Wiscasset’s April 17 “no” vote showed that voters feared the town would become mired in an expensive lawsuit against the Maine Department of Transportation, forcing their taxes up. It was not a vote in favor of MDOT’s Option 2, however. In fact, in June 2017, Wiscasset voters, in a binding referendum, rejected changes MDOT unilaterally made to Option 2 after a non-binding vote in June 2016.

Option 2’s problems haven’t gone away. First, Wiscasset’s code enforcement officer notified MDOT on Nov. 17, 2017, that it must comply with the town’s historic preservation ordinance by submitting an application for a “certificate of appropriateness” before making changes in the historic district. So far, MDOT hasn’t done this.

Second, Option 2 will do little to relieve summer traffic congestion. MDOT says it will improve traffic through-put by only 4 percent for just a few years and reduce wait times by about 15 seconds. A MDOT engineer warned publicly that traffic will still back up at peak times.

According to MDOT’s latest cost estimates, Option 2’s price tag has exploded to over $6.8 million, not including the costs of unnecessary demolition of the Haggett building.

Third, an independent engineer offered imaginative solutions and credible challenges to MDOT’s engineering studies, but neither MDOT nor Wiscasset’s town manager has proved willing to consider these in an open forum.
Fourth, Option 2 still puts our small businesses in jeopardy by removing storefront parking.
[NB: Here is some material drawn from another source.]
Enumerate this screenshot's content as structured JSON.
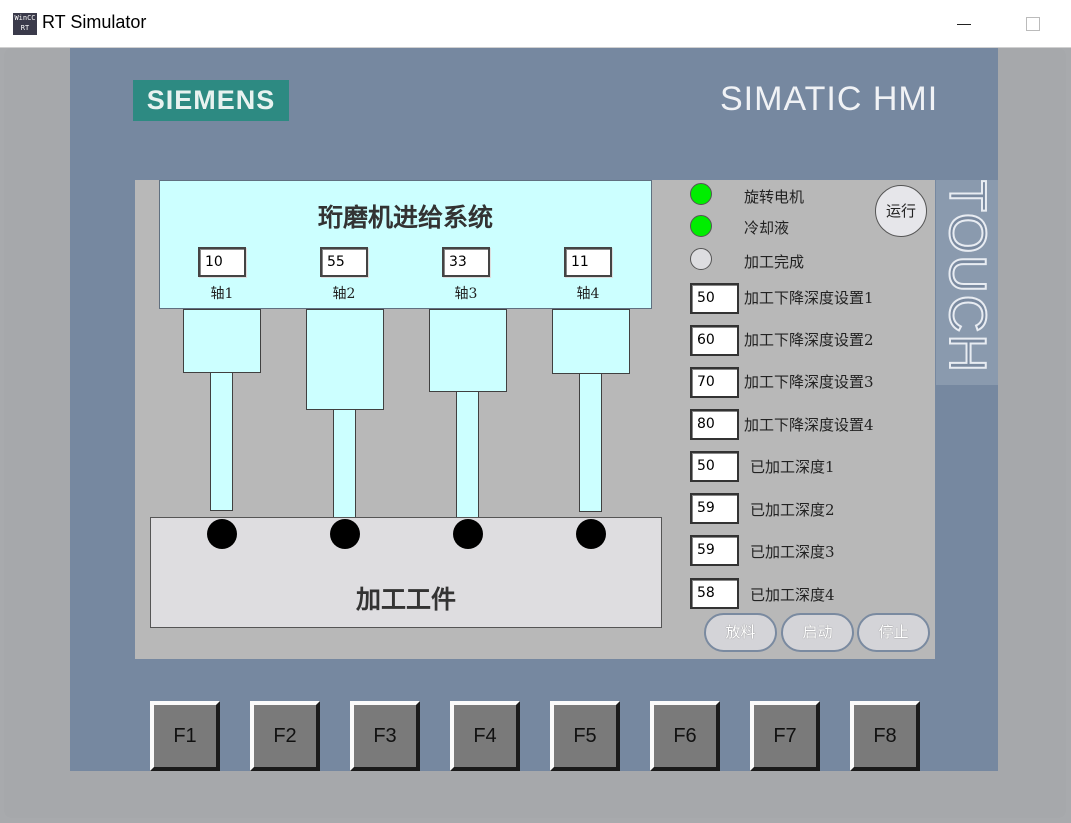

Wiscasset’s lawsuit raised awareness that traffic management techniques could help MDOT meet the requirements of the 1991 Maine Sensible Transportation Policy Act, which mandates attention to community input, comprehensive plans and ordinances, and alternatives to costly construction. For example, through smart technologies, a sophisticated system of live-time alerts could help keep traffic moving.

The fight to defend Wiscasset against MDOT’s ill-conceived Option 2 and refusal to abide by town and state law is far from over. Maine citizens are watching to see if MDOT will continue to threaten historic towns and small businesses and ignore the law.